Selon la DSA, 74% des vendeurs de MLM sont des femmes, et 20% des vendeurs sont d’origine hispanique, une démographie qui, selon les critiques, met en évidence le ciblage systémique de l’industrie sur les communautés économiquement vulnérables. José Vargas, un homme de 39 ans du Connecticut, est l’un des Latino qui a souffert. Après que la crise immobilière du milieu des années 2000 l’a contraint à abandonner sa carrière dans le secteur du crédit hypothécaire, il s’est battu pour subvenir aux besoins de sa famille en tant que technicien du câble. Il était également en surpoids d’environ 25 lb.

Entrez dans Herbalife Nutrition, qui, depuis sa fondation en 1980, vend des compléments alimentaires. Vargas a commencé à acheter les shakes d’Herbalife en 2012 et était si heureux de sa perte de poids qu’il est devenu distributeur Herbalife à plein temps dans l’espoir de gagner un meilleur revenu et d’aider les autres à se mettre en forme. Mais à mesure qu’il perdait des kilos, son portefeuille s’est aussi allégé. Il dit avoir payé environ 2 500 dollars pour avoir le privilège de se faire appeler superviseur, ce qui, lui a-t-on dit, lui permettrait de gagner plus d’argent plus rapidement. Il a payé environ 700 dollars par mois pour louer un espace dans une vitrine, ce qui lui a été recommandé comme moyen de se constituer une clientèle.
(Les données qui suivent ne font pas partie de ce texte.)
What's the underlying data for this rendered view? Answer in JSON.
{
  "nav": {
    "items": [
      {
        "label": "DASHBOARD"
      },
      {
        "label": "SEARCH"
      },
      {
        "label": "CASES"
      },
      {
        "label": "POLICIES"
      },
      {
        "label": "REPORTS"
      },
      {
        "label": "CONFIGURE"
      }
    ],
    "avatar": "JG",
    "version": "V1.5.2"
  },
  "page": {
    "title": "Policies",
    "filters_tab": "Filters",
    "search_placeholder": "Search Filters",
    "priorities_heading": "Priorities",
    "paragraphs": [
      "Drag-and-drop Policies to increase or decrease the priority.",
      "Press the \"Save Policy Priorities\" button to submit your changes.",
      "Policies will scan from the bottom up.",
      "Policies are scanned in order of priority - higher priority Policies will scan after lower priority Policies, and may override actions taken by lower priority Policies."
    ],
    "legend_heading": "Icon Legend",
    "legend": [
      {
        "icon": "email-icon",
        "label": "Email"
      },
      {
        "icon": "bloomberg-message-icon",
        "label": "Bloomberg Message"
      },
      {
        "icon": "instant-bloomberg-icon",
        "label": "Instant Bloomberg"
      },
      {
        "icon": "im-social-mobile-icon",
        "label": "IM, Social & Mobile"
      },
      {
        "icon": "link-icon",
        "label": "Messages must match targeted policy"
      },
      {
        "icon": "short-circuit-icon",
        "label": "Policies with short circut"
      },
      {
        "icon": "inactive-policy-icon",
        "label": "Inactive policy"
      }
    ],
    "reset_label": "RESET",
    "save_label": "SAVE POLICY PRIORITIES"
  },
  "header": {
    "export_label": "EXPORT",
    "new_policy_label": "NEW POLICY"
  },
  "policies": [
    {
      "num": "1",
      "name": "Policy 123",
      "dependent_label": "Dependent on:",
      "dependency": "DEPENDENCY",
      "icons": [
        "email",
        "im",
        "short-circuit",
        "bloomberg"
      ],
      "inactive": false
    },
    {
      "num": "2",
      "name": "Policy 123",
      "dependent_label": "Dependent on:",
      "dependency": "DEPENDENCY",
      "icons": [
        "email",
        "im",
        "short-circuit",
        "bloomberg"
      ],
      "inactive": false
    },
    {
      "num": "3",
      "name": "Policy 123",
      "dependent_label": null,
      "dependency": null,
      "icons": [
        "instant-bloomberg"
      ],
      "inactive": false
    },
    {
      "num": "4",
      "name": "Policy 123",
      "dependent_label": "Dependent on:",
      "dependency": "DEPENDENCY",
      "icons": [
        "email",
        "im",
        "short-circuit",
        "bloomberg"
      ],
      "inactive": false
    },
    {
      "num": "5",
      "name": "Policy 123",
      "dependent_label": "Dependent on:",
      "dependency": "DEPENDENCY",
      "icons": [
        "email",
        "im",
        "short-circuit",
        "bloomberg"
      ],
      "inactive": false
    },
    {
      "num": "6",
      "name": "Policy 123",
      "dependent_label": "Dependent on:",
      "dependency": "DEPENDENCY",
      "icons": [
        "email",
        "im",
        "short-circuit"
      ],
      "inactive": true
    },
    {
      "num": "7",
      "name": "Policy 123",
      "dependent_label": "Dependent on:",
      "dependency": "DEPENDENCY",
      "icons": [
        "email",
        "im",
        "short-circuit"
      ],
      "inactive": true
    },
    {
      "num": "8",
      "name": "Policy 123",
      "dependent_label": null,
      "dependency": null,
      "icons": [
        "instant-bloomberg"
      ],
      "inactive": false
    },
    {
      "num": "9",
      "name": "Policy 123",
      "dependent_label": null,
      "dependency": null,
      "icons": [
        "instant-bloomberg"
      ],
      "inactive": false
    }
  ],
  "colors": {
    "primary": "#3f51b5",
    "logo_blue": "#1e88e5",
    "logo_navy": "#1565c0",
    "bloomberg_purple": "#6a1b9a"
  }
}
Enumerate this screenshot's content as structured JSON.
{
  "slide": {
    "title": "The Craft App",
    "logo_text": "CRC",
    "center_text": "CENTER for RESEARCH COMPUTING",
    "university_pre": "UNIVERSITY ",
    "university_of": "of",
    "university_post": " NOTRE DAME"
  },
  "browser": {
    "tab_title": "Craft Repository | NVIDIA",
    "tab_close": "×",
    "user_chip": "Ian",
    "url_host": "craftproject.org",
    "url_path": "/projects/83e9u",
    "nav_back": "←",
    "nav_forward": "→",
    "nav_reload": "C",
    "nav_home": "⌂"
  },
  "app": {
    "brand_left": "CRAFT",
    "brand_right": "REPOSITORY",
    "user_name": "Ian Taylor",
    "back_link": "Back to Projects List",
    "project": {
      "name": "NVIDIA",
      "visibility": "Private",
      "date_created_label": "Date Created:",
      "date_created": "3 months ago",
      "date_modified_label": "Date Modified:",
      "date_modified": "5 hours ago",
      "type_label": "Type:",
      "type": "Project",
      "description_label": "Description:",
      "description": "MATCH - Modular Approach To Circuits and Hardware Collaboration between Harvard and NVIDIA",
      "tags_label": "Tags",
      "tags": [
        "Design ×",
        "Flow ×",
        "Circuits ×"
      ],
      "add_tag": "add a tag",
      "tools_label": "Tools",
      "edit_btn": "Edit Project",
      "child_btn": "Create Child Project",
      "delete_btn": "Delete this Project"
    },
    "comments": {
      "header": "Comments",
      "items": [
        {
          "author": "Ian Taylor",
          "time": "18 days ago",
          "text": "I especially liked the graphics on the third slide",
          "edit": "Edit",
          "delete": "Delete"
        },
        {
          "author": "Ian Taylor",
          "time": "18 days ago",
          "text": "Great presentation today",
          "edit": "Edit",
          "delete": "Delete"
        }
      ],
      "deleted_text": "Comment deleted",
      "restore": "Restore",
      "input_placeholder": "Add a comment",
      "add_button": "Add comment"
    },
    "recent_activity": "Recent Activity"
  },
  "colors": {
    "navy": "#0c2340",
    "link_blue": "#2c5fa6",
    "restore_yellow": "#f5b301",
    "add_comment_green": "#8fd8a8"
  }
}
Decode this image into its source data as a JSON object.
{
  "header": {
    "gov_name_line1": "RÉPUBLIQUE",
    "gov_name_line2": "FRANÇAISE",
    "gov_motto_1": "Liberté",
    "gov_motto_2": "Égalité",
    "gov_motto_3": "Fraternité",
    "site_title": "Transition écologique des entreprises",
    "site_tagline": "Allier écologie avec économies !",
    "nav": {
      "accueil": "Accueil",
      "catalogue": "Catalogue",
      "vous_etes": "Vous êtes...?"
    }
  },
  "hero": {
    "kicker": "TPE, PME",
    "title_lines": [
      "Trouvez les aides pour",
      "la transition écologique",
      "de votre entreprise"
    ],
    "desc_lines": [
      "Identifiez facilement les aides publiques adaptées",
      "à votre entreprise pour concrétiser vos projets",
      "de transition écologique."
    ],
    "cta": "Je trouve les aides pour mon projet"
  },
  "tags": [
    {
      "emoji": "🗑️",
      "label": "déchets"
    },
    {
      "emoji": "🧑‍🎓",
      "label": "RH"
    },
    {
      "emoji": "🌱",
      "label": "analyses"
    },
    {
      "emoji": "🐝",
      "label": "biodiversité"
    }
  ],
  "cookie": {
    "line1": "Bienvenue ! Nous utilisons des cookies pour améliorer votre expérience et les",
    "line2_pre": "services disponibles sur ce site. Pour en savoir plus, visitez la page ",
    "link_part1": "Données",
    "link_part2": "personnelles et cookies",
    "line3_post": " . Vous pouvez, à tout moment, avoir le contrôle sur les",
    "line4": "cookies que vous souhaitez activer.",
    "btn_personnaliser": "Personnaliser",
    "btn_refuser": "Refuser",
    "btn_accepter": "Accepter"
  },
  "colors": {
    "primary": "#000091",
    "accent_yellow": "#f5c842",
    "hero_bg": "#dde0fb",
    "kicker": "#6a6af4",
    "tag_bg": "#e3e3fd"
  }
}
Il dit avoir assisté à des sessions de formation locales obligatoires et à des événements nationaux “fortement encouragés” dans des villes lointaines. Au moment où Vargas a abandonné Herbalife en 2014, dit-il, il avait perdu près de 10 000 $.

Approximativement 30 % des distributeurs d’Herbalife sont latinos, selon l’entreprise. Herbalife en particulier a fait face à des critiques pour avoir ciblé des vendeurs latinos à faible revenu au Mexique et en Californie. La société a un parrainage de 44 millions de dollars sur 10 ans de l’équipe de football professionnelle Los Angeles Galaxy, qui se vante d’une base massive de fans latinos.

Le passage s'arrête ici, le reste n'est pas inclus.